Quando encontramos alguém que chega aos oitenta ou noventa anos com autonomia, lucidez e boa capacidade física, quase sempre ouvimos a mesma explicação: “teve uma genética excelente”. A frase parece resolver a questão rapidamente. Afinal, se a longevidade depende apenas daquilo que herdamos, pouco restaria a fazer além de aceitar o próprio destino.
A biologia é muito mais interessante do que isso.
Os genes representam o ponto de partida da nossa história, não seu roteiro completo. Eles estabelecem possibilidades, influenciam predisposições e ajudam a explicar por que algumas pessoas apresentam maior risco para determinadas doenças do que outras. Mas, na maior parte do tempo, esses genes interagem continuamente com o ambiente em que vivemos e com as experiências que acumulamos ao longo da vida.
Nenhum organismo existe separado do ambiente.
Ao longo deste livro vimos que músculos, metabolismo, cérebro, sistema cardiovascular e praticamente todas as funções do corpo respondem aos estímulos que recebem repetidamente. A genética participa desse processo, mas não o conduz sozinha. Ela fornece a estrutura. É a vida que determina, em grande medida, como essa estrutura será utilizada.
Talvez a melhor maneira de compreender isso seja pensar em trajetória.

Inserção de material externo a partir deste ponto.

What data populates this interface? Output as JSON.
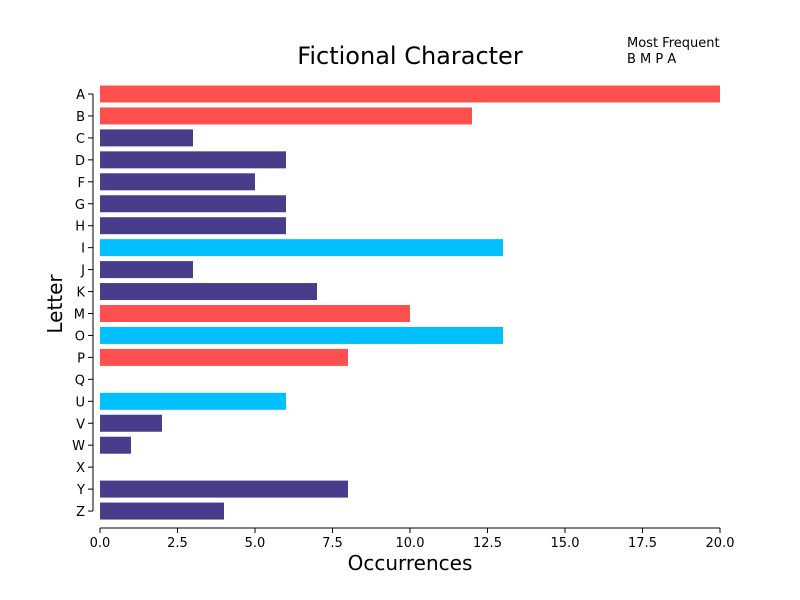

Todos seguimos uma direção biológica. A cada dia, pequenas escolhas deslocam essa trajetória de forma quase imperceptível. Uma noite mal dormida dificilmente mudará o futuro. Uma refeição isolada também não. Um treino perdido não redefine uma vida. Mas quando esses comportamentos deixam de ser exceções e passam a representar o ambiente habitual do organismo, a biologia começa a adaptar-se a essa nova realidade.
É exatamente assim que construímos saúde.
E é exatamente assim que construímos doença.
Nenhuma delas costuma surgir de uma única decisão. Ambas são consequência da direção que repetimos durante anos.
Essa percepção muda completamente a maneira de enxergar a longevidade. O objetivo deixa de ser buscar escolhas perfeitas e passa a ser construir uma trajetória favorável. Isso exige menos perfeição do que consistência. Não depende de fazer tudo certo todos os dias, mas de garantir que, na maior parte do tempo, o ambiente oferecido ao organismo favoreça sua capacidade de adaptação, reparo e preservação.
Quem envelhece com maior capacidade funcional raramente chegou lá por causa de um único hábito extraordinário. Em geral, essa condição é resultado de inúmeras decisões aparentemente comuns que, somadas ao longo das décadas, mantiveram a biologia caminhando na direção desejada. Movimento regular, alimentação compatível com as necessidades do organismo, sono adequado, manutenção da massa muscular, controle dos fatores de risco, aprendizado contínuo e relações humanas significativas não produzem benefícios porque são eventos isolados. Produzem benefícios porque ajudam a manter a trajetória.
Talvez essa seja a maior diferença entre quem apenas espera envelhecer bem e quem realmente constrói essa possibilidade.
Uns depositam suas expectativas na sorte.
Outros compreendem que, embora ninguém controle completamente o futuro, todos podem influenciar a direção que a própria biologia seguirá.
No fim das contas, a genética ajuda a explicar onde começamos.
Mas são as escolhas repetidas ao longo da vida que determinam, em grande medida, para onde estamos indo.
E, quando falamos de longevidade, a direção costuma ser muito mais importante do que o ponto de partida.